A Matter Of Discipline

Corruption – not the prettiest of words, but a word that has been to the fore in recent weeks with several high profile disciplinary panels sitting and pronouncing.

Their verdicts have been nothing, if not, controversial and have posed more questions than answers.

The biggest anomaly has been the varying punishments handed out.

Trainer Karl Burke has been handed one year disqualification for associating with a disqualified individual. The disciplinary panel verdict makes good reading and one can see, and agree, with their reasoning and the punishment handed out.

Contrast Burkes punishment to that handed down to jockey Fergal Lynch. A jockey who admitted throwing races, in most eyes one of the most heinous crimes in the sport, outside being cruel to horses.  Yet he was able to ‘plea bargain’ a, or him, modest fine and a informal agreement not to ride in this country for a year.

Yet he was, until the US authorities intervened, able to continue his career overseas. His “punishment” made an absolute mockery of the disciplinary process. He should have faced a “minimum” worldwide ban from all aspects of racing for five years and when that ban was over still never be able to ride for life.  

Paul Struthers who is the BHA’s official spokesman, who must surely have one of the most difficult and unenviable jobs in PR, says the BHA are currently reviewing the penalty structure – and not before time.

However reviewing the structure is one thing, implementing it is another.

Disciplinary hearings are heard by independent panels who, even now, err on the side of extreme caution and frequently come in with punishments below the recommended entry points.

Yes the authorities are in a difficult position.

We are now living in a society where litigation is commonplace and those facing bans which will effectively deprive them of their livelihoods, will fight such decisions in the courts – after all what have they to lose?

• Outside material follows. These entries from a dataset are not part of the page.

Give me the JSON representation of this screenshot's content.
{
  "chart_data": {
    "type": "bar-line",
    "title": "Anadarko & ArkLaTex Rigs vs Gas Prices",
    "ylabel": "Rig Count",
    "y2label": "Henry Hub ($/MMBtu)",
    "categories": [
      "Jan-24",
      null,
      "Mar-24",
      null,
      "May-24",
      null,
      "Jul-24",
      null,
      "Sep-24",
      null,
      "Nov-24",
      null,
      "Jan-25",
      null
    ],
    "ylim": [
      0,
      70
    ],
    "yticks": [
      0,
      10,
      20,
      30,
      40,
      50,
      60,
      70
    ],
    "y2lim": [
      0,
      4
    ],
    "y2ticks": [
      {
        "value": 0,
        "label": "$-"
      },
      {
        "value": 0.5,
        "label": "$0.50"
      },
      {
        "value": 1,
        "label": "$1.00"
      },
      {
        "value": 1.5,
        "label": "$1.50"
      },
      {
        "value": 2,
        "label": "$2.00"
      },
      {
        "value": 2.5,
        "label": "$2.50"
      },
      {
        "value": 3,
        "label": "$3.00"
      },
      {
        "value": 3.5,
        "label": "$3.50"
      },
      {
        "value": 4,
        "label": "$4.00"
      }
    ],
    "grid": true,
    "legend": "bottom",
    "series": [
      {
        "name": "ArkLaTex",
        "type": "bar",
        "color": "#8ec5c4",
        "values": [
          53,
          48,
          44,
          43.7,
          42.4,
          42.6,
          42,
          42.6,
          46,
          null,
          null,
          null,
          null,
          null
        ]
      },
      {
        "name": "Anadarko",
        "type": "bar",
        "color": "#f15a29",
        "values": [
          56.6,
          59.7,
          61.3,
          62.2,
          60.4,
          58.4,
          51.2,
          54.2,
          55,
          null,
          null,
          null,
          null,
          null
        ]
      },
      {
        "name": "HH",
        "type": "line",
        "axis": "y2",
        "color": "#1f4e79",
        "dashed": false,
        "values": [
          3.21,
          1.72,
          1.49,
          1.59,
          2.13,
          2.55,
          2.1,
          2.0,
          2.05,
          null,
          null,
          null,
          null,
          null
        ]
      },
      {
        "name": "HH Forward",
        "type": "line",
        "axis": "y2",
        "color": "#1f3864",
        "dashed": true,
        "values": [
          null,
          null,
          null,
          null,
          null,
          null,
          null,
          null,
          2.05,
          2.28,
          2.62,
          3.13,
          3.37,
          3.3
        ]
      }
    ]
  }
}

The authorities, reluctant to incur costs or attract bad publicity, will then fight shy of legal action and compromise.    

Therein lies a vicious circle.

The answer. Review the rules and punishments, ensuring they are fair and the punishment fits the crime. Also ensure the penalties are legally enforceable taking into account relevant legislation.

Ensure there is a fair an open disciplinary process. I am not advocating public hearings but allow a press presence – it can be a single pooled reporter to prevent the hearing becoming some form of freak show – with reporting being on the same basis as criminal cases to protect all parties.

Allow an adequate appeals process.

When due process is complete, if the individual then wants to take legal action it should be challenged and fought all the way by the authorities.

If the process is correct and the punishment deemed appropriate by the authorities then they should have nothing to fear, it should stand up to scrutiny in the courts. By standing up to and contesting such actions it will send out the message the authorities mean business. It will only need one or two failed court actions by corrupt trainers or jockeys for the message to be clearly sent out that corruption will not be tolerated.

In this mornings Racing Post I read the Racecourse Association Chief Executive, Stephen Atkins, is suggesting racecourses should take responsibility for integrity. I have never heard such a half baked suggestion and if that is the sort of suggestion emerging from the racecourses then I despair for the future of the sport.

Integrity is the responsibility of the central authority, in this case the BHA. Having different courses looking after integrity would be farcical.

Atkins has already admitted it could be “more cost-effective” for that read lower priority.

Racecourses already employ Clerks Of Courses and we already know the pressure they come under to race at almost all costs – regardless of the integrity and safety of the course.

Most Clerks will admit, off the record of course, they come under pressure to race when the decisions are borderline. After all it is financially better for the courses to get one race run, thus avoiding the need to refund customers, than to abandon before racing.

Can you imagine a similar scenario with integrity – would a particular course want the stigma of having an iffy race run on their track? Would they turn a blind eye to borderline infringements?    

For all its faults I would much rather have integrity controlled, managed and financed centrally.